Methods: A heavily pretreated KRAS wild-type mCRC patient with liver disease Child-Pugh class B was treated with 2-weekly intravenous panitumumab (6 mg/kg). The patient received 2 doses of 490 mg i.v. panitumumab after which progressive disease was documented. Toxicities were graded using CTCAEv4.0. Serum samples were collected, and panitumumab concentrations were determined using a validated immunoassay. Pharmacokinetic parameters after the first dose, including dose-normalized AUC from time zero-day 14, clearance (CL), and elimination half-life (T1/2), were estimated via trapezoidal noncompartmental methods. Data were compared to historical data from a population with adequate liver function, as reported by Stephenson (Clin Colorectal Cancer, 8:29-37, 2009). Values within the range of the mean ±1 standard deviation (SD) were considered not deviant.
Results: Calculated AUC after the first dose of 6 mg/kg panitumumab in this patient with hepatic dysfunction was 877 μg day/mL (Stephenson's cohort 1: 744 ± 195 μg day/mL).
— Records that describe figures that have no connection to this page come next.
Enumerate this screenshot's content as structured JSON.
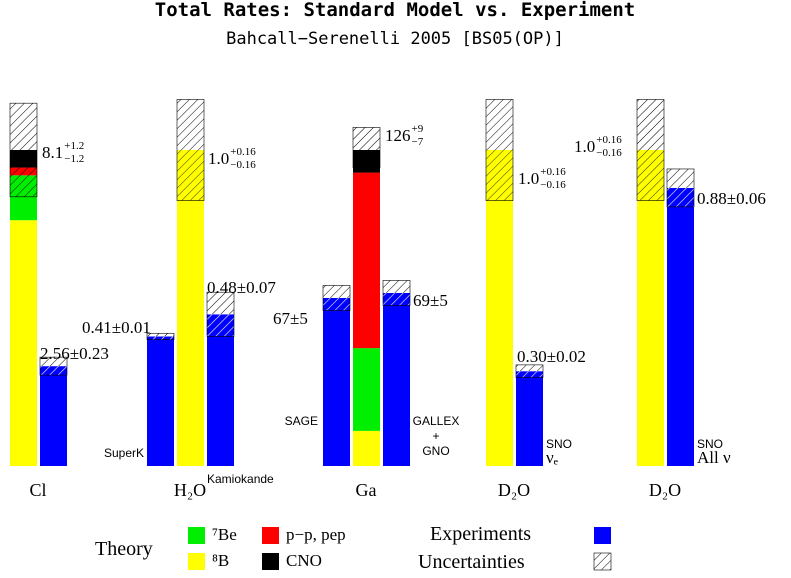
{
  "chart_data": {
    "type": "grouped-stack",
    "title": "Total Rates: Standard Model vs. Experiment",
    "subtitle": "Bahcall−Serenelli 2005 [BS05(OP)]",
    "components": [
      {
        "name": "⁸B",
        "color": "#ffff00"
      },
      {
        "name": "⁷Be",
        "color": "#00ee00"
      },
      {
        "name": "p−p, pep",
        "color": "#ff0000"
      },
      {
        "name": "CNO",
        "color": "#000000"
      }
    ],
    "experiment_color": "#0000ff",
    "legend": {
      "theory": "Theory",
      "experiments": "Experiments",
      "uncertainties": "Uncertainties"
    },
    "groups": [
      {
        "label": "Cl",
        "theory": {
          "segments": [
            6.3,
            1.15,
            0.2,
            0.45
          ],
          "value": 8.1,
          "plus": 1.2,
          "minus": 1.2,
          "value_label": "8.1",
          "plus_label": "+1.2",
          "minus_label": "−1.2"
        },
        "experiments": [
          {
            "value": 2.56,
            "error": 0.23,
            "value_label": "2.56±0.23"
          }
        ]
      },
      {
        "label": "H₂O",
        "theory": {
          "segments": [
            1.0,
            null,
            null,
            null
          ],
          "value": 1.0,
          "plus": 0.16,
          "minus": 0.16,
          "value_label": "1.0",
          "plus_label": "+0.16",
          "minus_label": "−0.16"
        },
        "experiments": [
          {
            "name": [
              "SuperK"
            ],
            "value": 0.41,
            "error": 0.01,
            "value_label": "0.41±0.01"
          },
          {
            "name": [
              "Kamiokande"
            ],
            "value": 0.48,
            "error": 0.07,
            "value_label": "0.48±0.07"
          }
        ]
      },
      {
        "label": "Ga",
        "theory": {
          "segments": [
            14,
            33,
            70,
            9
          ],
          "value": 126,
          "plus": 9,
          "minus": 7,
          "value_label": "126",
          "plus_label": "+9",
          "minus_label": "−7"
        },
        "experiments": [
          {
            "name": [
              "SAGE"
            ],
            "value": 67,
            "error": 5,
            "value_label": "67±5"
          },
          {
            "name": [
              "GALLEX",
              "+",
              "GNO"
            ],
            "value": 69,
            "error": 5,
            "value_label": "69±5"
          }
        ]
      },
      {
        "label": "D₂O",
        "theory": {
          "segments": [
            1.0,
            null,
            null,
            null
          ],
          "value": 1.0,
          "plus": 0.16,
          "minus": 0.16,
          "value_label": "1.0",
          "plus_label": "+0.16",
          "minus_label": "−0.16"
        },
        "experiments": [
          {
            "name": [
              "SNO",
              "νₑ"
            ],
            "value": 0.3,
            "error": 0.02,
            "value_label": "0.30±0.02"
          }
        ]
      },
      {
        "label": "D₂O",
        "theory": {
          "segments": [
            1.0,
            null,
            null,
            null
          ],
          "value": 1.0,
          "plus": 0.16,
          "minus": 0.16,
          "value_label": "1.0",
          "plus_label": "+0.16",
          "minus_label": "−0.16"
        },
        "experiments": [
          {
            "name": [
              "SNO",
              "All ν"
            ],
            "value": 0.88,
            "error": 0.06,
            "value_label": "0.88±0.06"
          }
        ]
      }
    ]
  }
}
Estimated T1/2 was 3.58 days (5.28 ± 1.90 days), and CL was 6.9 mL/day/kg (8.21 ± 3.79 mL/day/kg). Estimated PK parameters during the first cycle were inside reported mean ±1 SD of historical controls without liver dysfunction. No toxicity was reported during treatment; particularly, no diarrhea and skin toxicity were noticed.
Conclusions: The pharmacokinetics of panitumumab in this patient suffering from metastatic colorectal cancer with liver dysfunction Child-Pugh class B was similar compared to patients with adequate liver function. Moreover, no substantial toxicity was detected. The here-presented data may help clinical decision making in real-life practice. Two-weekly panitumumab monotherapy seems to be safely applicable in patients with KRAS wild-type mCRC and hepatic dysfunction, without the need for any dose adjustments.